Wenn sich Ihr Blutspiegel wieder normalisiert hat, sollten Sie mindestens drei weitere Monate lang Eisen einnehmen. Dadurch werden die Eisenvorräte in Ihrem Körper aufgebaut. Danach werden regelmäßig Blutuntersuchungen durchgeführt, um sicherzustellen, dass Sie nicht wieder anämisch werden.

Manche Menschen haben Nebenwirkungen, wenn sie Eisen nehmen. Dazu gehören Übelkeit, Magenverstimmung, Verstopfung oder Durchfall. Sie sollten einen Arzt informieren, wenn Nebenwirkungen ein Problem darstellen. Stoppen Sie nicht das Eisen, oder die Anämie wird nicht besser. Mögliche Wege, um das Problem der Nebenwirkungen zu reduzieren, sind:

  • Die Eisentabletten zu den Mahlzeiten einnehmen. Lebensmittel reduzieren die Aufnahme des Eisens, so dass Sie möglicherweise einen längeren Kurs nehmen müssen, um die Anämie zu korrigieren.
  • Eine niedrigere Dosis einnehmen; Es ist jedoch wieder ein längerer Kurs erforderlich, um die Anämie zu korrigieren.
  • Trinken Sie viel Flüssigkeit, wenn sich Verstopfung entwickelt.

Eisentabletten können Ihre Hocker (Kot) schwarz färben. Das ist normal und nichts, worüber man sich Sorgen machen muss. Es wird jedoch manchmal mit Blut in den Stühlen von inneren Blutungen verwechselt, wodurch die Stühle auch schwarz werden können.

Merken: Halten Sie Eisentabletten von Kindern fern, die denken, dass sie Süßigkeiten sind. Eine Überdosierung von Eisentabletten kann bei Kindern sehr gefährlich sein.

Wie kann ich Eisenmangel vorbeugen?

Eisenmangel kann schwierig zu verhindern sein, wenn er auf Krankheiten zurückzuführen ist - zum Beispiel Blutungen aus dem Darm. Es sollte jedoch möglich sein, einen Eisenmangel zu verhindern, der allein darauf zurückzuführen ist, dass Sie nicht genügend Eisen in Ihrer Ernährung haben. Siehe den folgenden Abschnitt über eisenhaltige Lebensmittel.

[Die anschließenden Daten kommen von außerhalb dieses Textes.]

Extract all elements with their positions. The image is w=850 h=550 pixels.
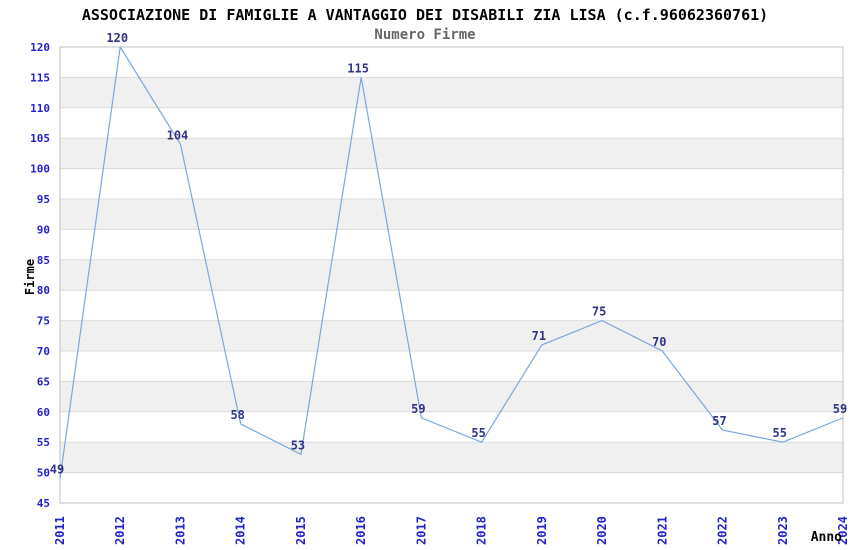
plot-band xyxy=(60,351,843,382)
y-axis-title: Firme xyxy=(23,258,37,296)
x-tick-label: 2015 xyxy=(294,516,308,545)
y-tick-label: 70 xyxy=(37,345,50,358)
value-label: 59 xyxy=(833,402,847,416)
y-tick-label: 105 xyxy=(30,132,50,145)
value-label: 49 xyxy=(50,463,64,477)
plot-band xyxy=(60,442,843,473)
y-tick-label: 50 xyxy=(37,467,50,480)
value-label: 58 xyxy=(230,408,244,422)
x-axis-title: Anno xyxy=(810,530,842,545)
x-tick-label: 2022 xyxy=(716,516,730,545)
x-tick-label: 2018 xyxy=(475,516,489,545)
x-tick-label: 2019 xyxy=(535,516,549,545)
plot-band xyxy=(60,168,843,199)
plot-band xyxy=(60,138,843,169)
plot-band xyxy=(60,320,843,351)
y-tick-label: 65 xyxy=(37,375,50,388)
plot-band xyxy=(60,259,843,291)
value-label: 115 xyxy=(347,61,369,75)
value-label: 104 xyxy=(167,128,189,142)
plot-band xyxy=(60,381,843,412)
x-tick-label: 2016 xyxy=(354,516,368,545)
x-tick-label: 2017 xyxy=(414,516,428,545)
value-label: 55 xyxy=(773,426,787,440)
value-label: 120 xyxy=(106,31,128,45)
plot-band xyxy=(60,472,843,503)
x-tick-label: 2023 xyxy=(776,516,790,545)
x-tick-label: 2014 xyxy=(234,516,248,545)
y-tick-label: 110 xyxy=(30,102,50,115)
value-label: 53 xyxy=(291,438,305,452)
value-label: 57 xyxy=(712,414,726,428)
chart-subtitle: Numero Firme xyxy=(374,27,476,43)
y-tick-label: 60 xyxy=(37,406,50,419)
chart-title: ASSOCIAZIONE DI FAMIGLIE A VANTAGGIO DEI… xyxy=(81,6,769,24)
plot-band xyxy=(60,77,843,108)
plot-band xyxy=(60,290,843,321)
y-tick-label: 90 xyxy=(37,223,50,236)
plot-band xyxy=(60,199,843,230)
y-tick-label: 115 xyxy=(30,71,50,84)
plot-band xyxy=(60,229,843,260)
plot-band xyxy=(60,47,843,78)
x-tick-label: 2012 xyxy=(113,516,127,545)
plot-border xyxy=(59,46,844,504)
value-label: 75 xyxy=(592,305,606,319)
y-tick-label: 45 xyxy=(37,497,50,510)
value-label: 59 xyxy=(411,402,425,416)
y-tick-label: 100 xyxy=(30,163,50,176)
y-tick-label: 95 xyxy=(37,193,50,206)
y-tick-label: 120 xyxy=(30,41,50,54)
y-tick-label: 85 xyxy=(37,254,50,267)
x-tick-label: 2013 xyxy=(173,516,187,545)
x-tick-label: 2024 xyxy=(836,516,850,545)
x-tick-label: 2021 xyxy=(655,516,669,545)
series-line xyxy=(59,46,844,479)
x-tick-label: 2020 xyxy=(595,516,609,545)
x-tick-label: 2011 xyxy=(53,516,67,545)
value-label: 70 xyxy=(652,335,666,349)
y-tick-label: 80 xyxy=(37,284,50,297)
y-tick-label: 75 xyxy=(37,315,50,328)
y-tick-label: 55 xyxy=(37,436,50,449)
value-label: 55 xyxy=(471,426,485,440)
value-label: 71 xyxy=(532,329,546,343)
plot-band xyxy=(60,107,843,139)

Mit zunehmendem Beweis, dass wir die Aufnahme von Fleisch, insbesondere rotem Fleisch, begrenzen müssen, wie viel Eisen brauchen wir in unserer Ernährung? Die in Großbritannien empfohlene Tagesdosis für einen erwachsenen Mann beträgt 8,7 mg. Bei einer Frau, die ihre Wechseljahre nicht erreicht hat, wird diese auf 14,8 mg erhöht. In der Schwangerschaft und bei Kindern und Jugendlichen werden höhere Mengen benötigt.

Kann ich etwas tun, um meinem Körper zu helfen, das Eisen in meiner Ernährung aufzunehmen?

Vitamin C (auch Ascorbinsäure genannt) hilft dem Körper, Nicht-Häm-Eisen aus dem Darm aufzunehmen. Vitamin C ist in großen Mengen in Zitronen, Limetten, Tomaten und Paprika enthalten - es wird beim Kochen teilweise zerstört. Diese Nahrungsmittel helfen also mehr, wenn Sie sie roh zu Ihrer Mahlzeit essen (oder trinken).

Milchsäure-fermentiertes Gemüse kann auch die Absorption von Nicht-Häm-Eisen unterstützen. Sauerkraut und Kimchi sind Beispiele für lakto-fermentiertes Gemüse.

Kalzium, das in Milch, Joghurt und Käse enthalten ist, wirkt sich negativ auf die Aufnahme von Hämeisen und Nichthämeisen aus. Daher sollte Kuhmilch während der Essenszeiten am besten vermieden werden. Untersuchungen haben jedoch ergeben, dass Lactobacillus, wie er bei der Herstellung von lebendem Joghurt verwendet wird, die Aufnahme von Nicht-Häm-Eisen unterstützen kann.

Tee und Kaffee werden am besten auch zu den Mahlzeiten vermieden. Dies liegt daran, dass sie Chemikalien enthalten, die als Phenole bezeichnet werden und die Absorption von Nicht-Häm-Eisen stören.